Таким же молчальником, выходившим из сената, когда там восхваляли Нерона, был другой герой Тацита, сенатор Пет Тразея, впоследствии осужденный на смерть императором. Только вскрыв себе вены по приказу Нерона, он решился сказать, что посвящает свою кровь Юпитеру Освободителю. Тразея, Сенека, Петроний и другие «положительные герои» Тацита спокойно встречали смертный приговор. В то время как кровь уходила из вен, они беседовали с собравшимися к ним друзьями и родными о посмертной судьбе души или слушали музыку и стихи, утешали и ободряли близких. Только изредка говорит Тацит о тех, кто хотя бы перед смертью осмелился выступить с обличением несправедливости. Так, когда Тиберий приказал сжечь исторический труд Кремуция Корда, тот произнес речь в защиту свободы историка высказывать свои суждения и выразил надежду, что потомки, вспоминая прославленных им Брута и Кассия, вспомнят и его. От себя Тацит прибавляет, что насмешки заслуживает глупость тех, кто, имея власть в настоящем, думают, что могут погасить память у следующих поколений, ибо, напротив, преследованием они укрепляют славу талантов и подымают их авторитет в глазах потомков. «Идти своим путем между излишней дерзостью и безобразной угодливостью» — так формулирует Тацит задачу порядочного человека, подобного мудрецу Сенеки.

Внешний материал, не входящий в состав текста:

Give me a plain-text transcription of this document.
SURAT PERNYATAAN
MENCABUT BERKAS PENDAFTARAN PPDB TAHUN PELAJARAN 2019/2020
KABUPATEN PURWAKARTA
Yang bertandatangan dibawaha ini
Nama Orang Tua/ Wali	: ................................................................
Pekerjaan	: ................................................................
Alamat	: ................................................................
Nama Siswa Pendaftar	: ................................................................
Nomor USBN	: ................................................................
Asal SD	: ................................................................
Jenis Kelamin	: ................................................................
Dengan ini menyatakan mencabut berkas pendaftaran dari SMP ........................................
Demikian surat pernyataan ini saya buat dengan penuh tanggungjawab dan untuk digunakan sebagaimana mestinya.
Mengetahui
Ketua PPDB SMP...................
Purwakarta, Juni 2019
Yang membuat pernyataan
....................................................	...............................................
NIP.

Эпиктет, вышедший из низов, претерпевший много унижений от своего господина Эпафродита, особенно жестоко обращавшегося со своими рабами, потому что и сам некогда был рабом, несколько по-иному, чем Сенека, интерпретировал стоические доктрины[78]. Признавая высшим началом природы всепроникающий разум и высшим критерием истины умозаключения, делаемые на основании показаний чувств, он в гораздо большей мере, чем Сенека, персонифицирует этот первичный принцип и его «искры» — логосы, воплощенные в человеке и роднящие его с природой целого. Первичный принцип для него бог Зевс, логосы он отожествляет с гениями, направляющими дела людей и знающими все их мысли и побуждения. Познание себя, своего гения, логоса, есть путь к познанию своего божественного начала и самого бога. Именно оно, а не изучение строения космоса, сущности материи и т. п. делает человека счастливым, добродетельным, а главное, свободным. Задача философии — открыть критерий истины, который не может не существовать. Академики, отрицающие истину, эпикурейцы, отрицающие участие богов в делах людей, не могут дать людям какой-либо ориентир в полной насилия и жестокостей жизни.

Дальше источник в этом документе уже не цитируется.